This is because, if I remember correctly, setting a background color of Transparent (its actual value is null, right?) isn't really transparent. What Windows does is it looks at the control's parent container's background color and sets the controls background color to that.
You can see this happen especially with panels. Without contents, panels set to Transparent should let you see behind them, right? Wrong. If you put a panel on top of a bunch of, say, textbox controls and set the panel to Transparent, you won't be able to see the textboxes behind it.

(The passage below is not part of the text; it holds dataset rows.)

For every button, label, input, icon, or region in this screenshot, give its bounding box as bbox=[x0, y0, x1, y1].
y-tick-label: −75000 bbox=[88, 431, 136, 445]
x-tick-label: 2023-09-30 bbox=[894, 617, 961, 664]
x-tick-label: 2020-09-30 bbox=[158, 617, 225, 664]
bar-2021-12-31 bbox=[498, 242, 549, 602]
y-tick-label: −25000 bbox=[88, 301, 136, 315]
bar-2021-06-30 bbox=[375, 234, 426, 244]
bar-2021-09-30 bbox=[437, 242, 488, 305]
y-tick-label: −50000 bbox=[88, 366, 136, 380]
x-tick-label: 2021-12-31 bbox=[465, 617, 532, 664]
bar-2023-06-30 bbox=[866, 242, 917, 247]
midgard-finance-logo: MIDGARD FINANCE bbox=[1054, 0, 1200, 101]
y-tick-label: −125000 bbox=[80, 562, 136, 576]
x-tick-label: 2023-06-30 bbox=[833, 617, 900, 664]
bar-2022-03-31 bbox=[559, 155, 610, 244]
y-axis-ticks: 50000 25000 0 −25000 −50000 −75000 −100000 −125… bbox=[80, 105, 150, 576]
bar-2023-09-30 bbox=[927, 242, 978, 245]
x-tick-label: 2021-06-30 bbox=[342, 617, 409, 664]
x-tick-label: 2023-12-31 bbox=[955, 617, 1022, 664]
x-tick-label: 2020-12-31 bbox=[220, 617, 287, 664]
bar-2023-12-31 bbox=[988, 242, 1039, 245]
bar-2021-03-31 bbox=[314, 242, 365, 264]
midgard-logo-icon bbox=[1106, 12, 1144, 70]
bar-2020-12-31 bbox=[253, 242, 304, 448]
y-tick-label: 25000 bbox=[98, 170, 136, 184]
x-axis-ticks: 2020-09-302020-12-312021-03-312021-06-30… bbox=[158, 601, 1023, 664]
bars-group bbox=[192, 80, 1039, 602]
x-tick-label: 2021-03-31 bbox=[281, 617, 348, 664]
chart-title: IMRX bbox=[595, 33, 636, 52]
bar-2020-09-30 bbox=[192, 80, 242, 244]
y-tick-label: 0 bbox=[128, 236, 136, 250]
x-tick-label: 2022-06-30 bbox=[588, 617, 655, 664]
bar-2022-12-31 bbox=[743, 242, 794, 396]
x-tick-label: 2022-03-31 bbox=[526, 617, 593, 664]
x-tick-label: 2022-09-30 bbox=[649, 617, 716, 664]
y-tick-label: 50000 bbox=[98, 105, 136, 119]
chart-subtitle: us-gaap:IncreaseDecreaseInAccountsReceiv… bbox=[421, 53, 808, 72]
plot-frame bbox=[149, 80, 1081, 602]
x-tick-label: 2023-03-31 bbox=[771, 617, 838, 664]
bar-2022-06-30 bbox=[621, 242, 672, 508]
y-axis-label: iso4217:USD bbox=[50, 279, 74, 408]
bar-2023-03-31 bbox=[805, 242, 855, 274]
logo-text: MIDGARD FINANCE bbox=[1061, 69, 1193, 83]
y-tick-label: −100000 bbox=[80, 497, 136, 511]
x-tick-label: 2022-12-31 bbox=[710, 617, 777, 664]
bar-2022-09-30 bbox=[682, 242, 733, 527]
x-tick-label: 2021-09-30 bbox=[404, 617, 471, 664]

Instead, to get real transparency, you have to overload OnPaintBackground for the control in question and, essentially, do absolutely nothing (DONT'T call the base.OnPainBackground either!)... There's more to it than that, probably, but here is an example of a working TransparentPanel control we use here:
public class TransparentPanel : System.Windows.Forms.Panel
{
[Browsable(false)]
protected override CreateParams CreateParams
{
get
{
CreateParams cp = base.CreateParams;
cp.ExStyle |= 0x20;
return cp;
}
}
protected override void OnPaintBackground(PaintEventArgs e)
{
// Do Nothing
}
}
We've used this class successfully to create truly transparent panels in past Windows Forms apps. We used it as a hack to fix the "right-click context menu appears on top of button controls" problem.